L'accord précise toutefois que la Turquie va acheminer vendredi «plus de 10 000 tonnes d'assistance humanitaire» vers le port israélien d'Ashdod pour les Palestiniens de Gaza.

La Turquie s'est également tournée lundi vers la Russie : le président Recep Tayyip Erdogan - habituellement peu enclin à produire des excuses - a présenté celles d'Ankara à Moscou pour l'avion militaire russe abattu fin 2015.

La nouvelle lettre envoyée par M. Erdogan - deux semaines après un premier appel du pied en forme de message à son homologue Vladimir Poutine pour la fête nationale russe - précise que «la Russie est, pour la Turquie, un ami et un partenaire stratégique», a expliqué le Kremlin.

«Je veux une fois encore exprimer mes condoléances à la famille du pilote russe, et je dis ''excusez-nous''», a ajouté M. Erdogan, cité dans le communiqué du Kremlin.

Dans un communiqué du porte-parole du président turc, M. Erdogan ajoute que «la Turquie et la Russie sont d'accord pour prendre les mesures nécessaires afin d'améliorer au plus vite les relations bilatérales».

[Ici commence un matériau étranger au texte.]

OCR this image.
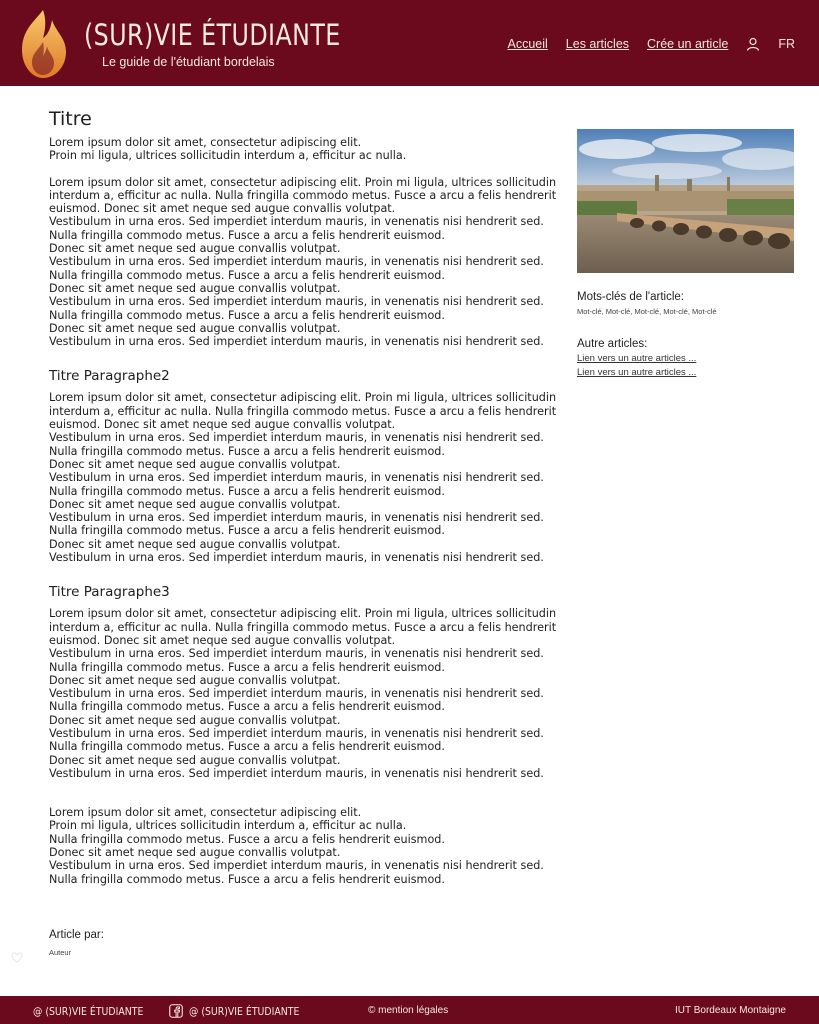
(SUR)VIE ÉTUDIANTE
Le guide de l'étudiant bordelais
Accueil Les articles Crée un article	FR
Titre

Lorem ipsum dolor sit amet, consectetur adipiscing elit.
Proin mi ligula, ultrices sollicitudin interdum a, efficitur ac nulla.

Lorem ipsum dolor sit amet, consectetur adipiscing elit. Proin mi ligula, ultrices sollicitudin interdum a, efficitur ac nulla. Nulla fringilla commodo metus. Fusce a arcu a felis hendrerit euismod. Donec sit amet neque sed augue convallis volutpat.
Vestibulum in urna eros. Sed imperdiet interdum mauris, in venenatis nisi hendrerit sed.
Nulla fringilla commodo metus. Fusce a arcu a felis hendrerit euismod.
Donec sit amet neque sed augue convallis volutpat.
Vestibulum in urna eros. Sed imperdiet interdum mauris, in venenatis nisi hendrerit sed.
Nulla fringilla commodo metus. Fusce a arcu a felis hendrerit euismod.
Donec sit amet neque sed augue convallis volutpat.
Vestibulum in urna eros. Sed imperdiet interdum mauris, in venenatis nisi hendrerit sed.
Nulla fringilla commodo metus. Fusce a arcu a felis hendrerit euismod.
Donec sit amet neque sed augue convallis volutpat.
Vestibulum in urna eros. Sed imperdiet interdum mauris, in venenatis nisi hendrerit sed.

Titre Paragraphe2

Lorem ipsum dolor sit amet, consectetur adipiscing elit. Proin mi ligula, ultrices sollicitudin interdum a, efficitur ac nulla. Nulla fringilla commodo metus. Fusce a arcu a felis hendrerit euismod. Donec sit amet neque sed augue convallis volutpat.
Vestibulum in urna eros. Sed imperdiet interdum mauris, in venenatis nisi hendrerit sed.
Nulla fringilla commodo metus. Fusce a arcu a felis hendrerit euismod.
Donec sit amet neque sed augue convallis volutpat.
Vestibulum in urna eros. Sed imperdiet interdum mauris, in venenatis nisi hendrerit sed.
Nulla fringilla commodo metus. Fusce a arcu a felis hendrerit euismod.
Donec sit amet neque sed augue convallis volutpat.
Vestibulum in urna eros. Sed imperdiet interdum mauris, in venenatis nisi hendrerit sed.
Nulla fringilla commodo metus. Fusce a arcu a felis hendrerit euismod.
Donec sit amet neque sed augue convallis volutpat.
Vestibulum in urna eros. Sed imperdiet interdum mauris, in venenatis nisi hendrerit sed.

Titre Paragraphe3

Lorem ipsum dolor sit amet, consectetur adipiscing elit. Proin mi ligula, ultrices sollicitudin interdum a, efficitur ac nulla. Nulla fringilla commodo metus. Fusce a arcu a felis hendrerit euismod. Donec sit amet neque sed augue convallis volutpat.
Vestibulum in urna eros. Sed imperdiet interdum mauris, in venenatis nisi hendrerit sed.
Nulla fringilla commodo metus. Fusce a arcu a felis hendrerit euismod.
Donec sit amet neque sed augue convallis volutpat.
Vestibulum in urna eros. Sed imperdiet interdum mauris, in venenatis nisi hendrerit sed.
Nulla fringilla commodo metus. Fusce a arcu a felis hendrerit euismod.
Donec sit amet neque sed augue convallis volutpat.
Vestibulum in urna eros. Sed imperdiet interdum mauris, in venenatis nisi hendrerit sed.
Nulla fringilla commodo metus. Fusce a arcu a felis hendrerit euismod.
Donec sit amet neque sed augue convallis volutpat.
Vestibulum in urna eros. Sed imperdiet interdum mauris, in venenatis nisi hendrerit sed.

Lorem ipsum dolor sit amet, consectetur adipiscing elit.
Proin mi ligula, ultrices sollicitudin interdum a, efficitur ac nulla.
Nulla fringilla commodo metus. Fusce a arcu a felis hendrerit euismod.
Donec sit amet neque sed augue convallis volutpat.
Vestibulum in urna eros. Sed imperdiet interdum mauris, in venenatis nisi hendrerit sed.
Nulla fringilla commodo metus. Fusce a arcu a felis hendrerit euismod.

Mots-clés de l'article:
Mot-clé, Mot-clé, Mot-clé, Mot-clé, Mot-clé
Autre articles:
Lien vers un autre articles ...
Lien vers un autre articles ...
Article par:
Auteur
@ (SUR)VIE ÉTUDIANTE	@ (SUR)VIE ÉTUDIANTE	© mention légales	IUT Bordeaux Montaigne
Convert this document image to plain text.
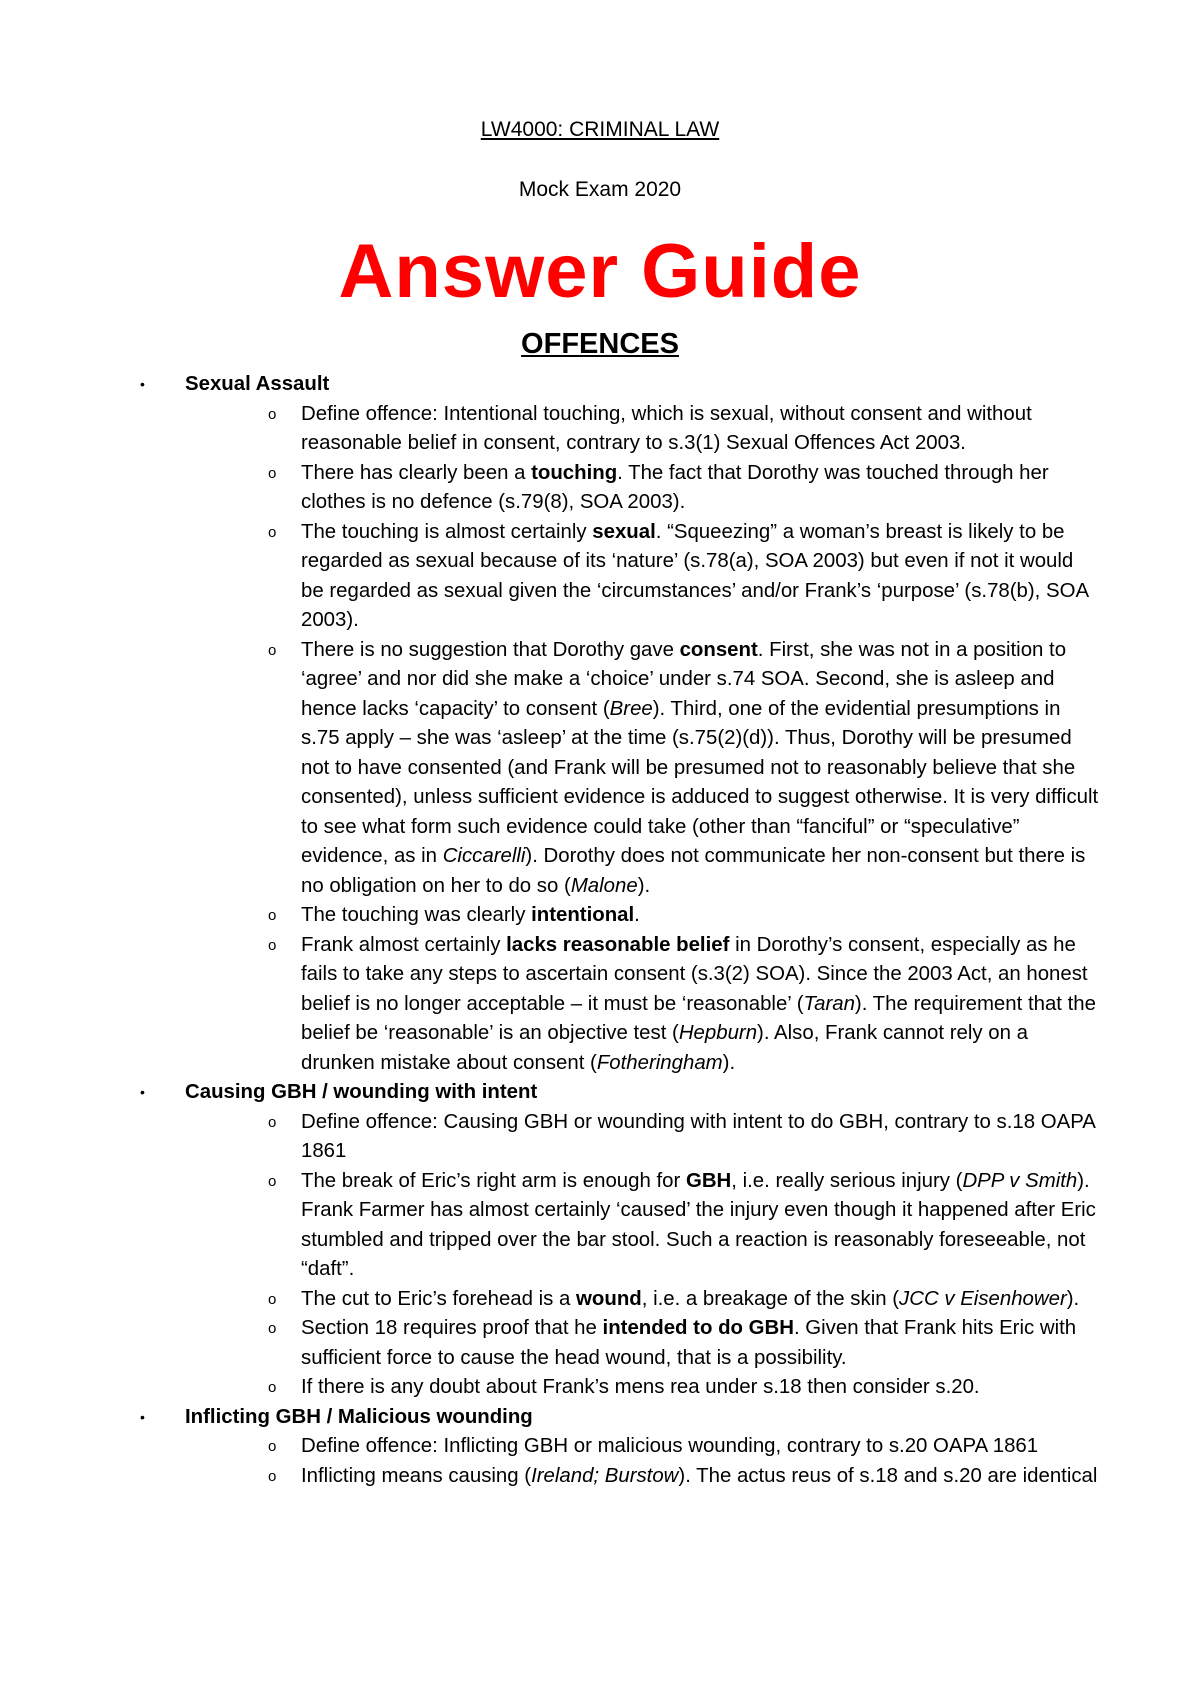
LW4000: CRIMINAL LAW
Mock Exam 2020
Answer Guide
OFFENCES
• Sexual Assault
o Define offence: Intentional touching, which is sexual, without consent and without reasonable belief in consent, contrary to s.3(1) Sexual Offences Act 2003.
o There has clearly been a touching. The fact that Dorothy was touched through her clothes is no defence (s.79(8), SOA 2003).
o The touching is almost certainly sexual. “Squeezing” a woman’s breast is likely to be regarded as sexual because of its ‘nature’ (s.78(a), SOA 2003) but even if not it would be regarded as sexual given the ‘circumstances’ and/or Frank’s ‘purpose’ (s.78(b), SOA 2003).
o There is no suggestion that Dorothy gave consent. First, she was not in a position to ‘agree’ and nor did she make a ‘choice’ under s.74 SOA. Second, she is asleep and hence lacks ‘capacity’ to consent (Bree). Third, one of the evidential presumptions in s.75 apply – she was ‘asleep’ at the time (s.75(2)(d)). Thus, Dorothy will be presumed not to have consented (and Frank will be presumed not to reasonably believe that she consented), unless sufficient evidence is adduced to suggest otherwise. It is very difficult to see what form such evidence could take (other than “fanciful” or “speculative” evidence, as in Ciccarelli). Dorothy does not communicate her non-consent but there is no obligation on her to do so (Malone).
o The touching was clearly intentional.
o Frank almost certainly lacks reasonable belief in Dorothy’s consent, especially as he fails to take any steps to ascertain consent (s.3(2) SOA). Since the 2003 Act, an honest belief is no longer acceptable – it must be ‘reasonable’ (Taran). The requirement that the belief be ‘reasonable’ is an objective test (Hepburn). Also, Frank cannot rely on a drunken mistake about consent (Fotheringham).
• Causing GBH / wounding with intent
o Define offence: Causing GBH or wounding with intent to do GBH, contrary to s.18 OAPA 1861
o The break of Eric’s right arm is enough for GBH, i.e. really serious injury (DPP v Smith). Frank Farmer has almost certainly ‘caused’ the injury even though it happened after Eric stumbled and tripped over the bar stool. Such a reaction is reasonably foreseeable, not “daft”.
o The cut to Eric’s forehead is a wound, i.e. a breakage of the skin (JCC v Eisenhower).
o Section 18 requires proof that he intended to do GBH. Given that Frank hits Eric with sufficient force to cause the head wound, that is a possibility.
o If there is any doubt about Frank’s mens rea under s.18 then consider s.20.
• Inflicting GBH / Malicious wounding
o Define offence: Inflicting GBH or malicious wounding, contrary to s.20 OAPA 1861
o Inflicting means causing (Ireland; Burstow). The actus reus of s.18 and s.20 are identical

Le 24 novembre 2015, un bombardier russe Su-24 avait été abattu par l'aviation turque près de la frontière syrienne, provoquant la mort du pilote, tué après s'être éjecté.

Ce grave incident, qualifié de «coup de poignard dans le dos» par le président Poutine, a provoqué une crise aiguë dans les relations russo-turques et entraîné de lourdes conséquences pour l'économie turque.

Moscou avait adopté des mesures de rétorsion - allant de l'abrogation des facilités de visa à un embargo alimentaire - et le tourisme russe, précieuse source de ressources, a chuté.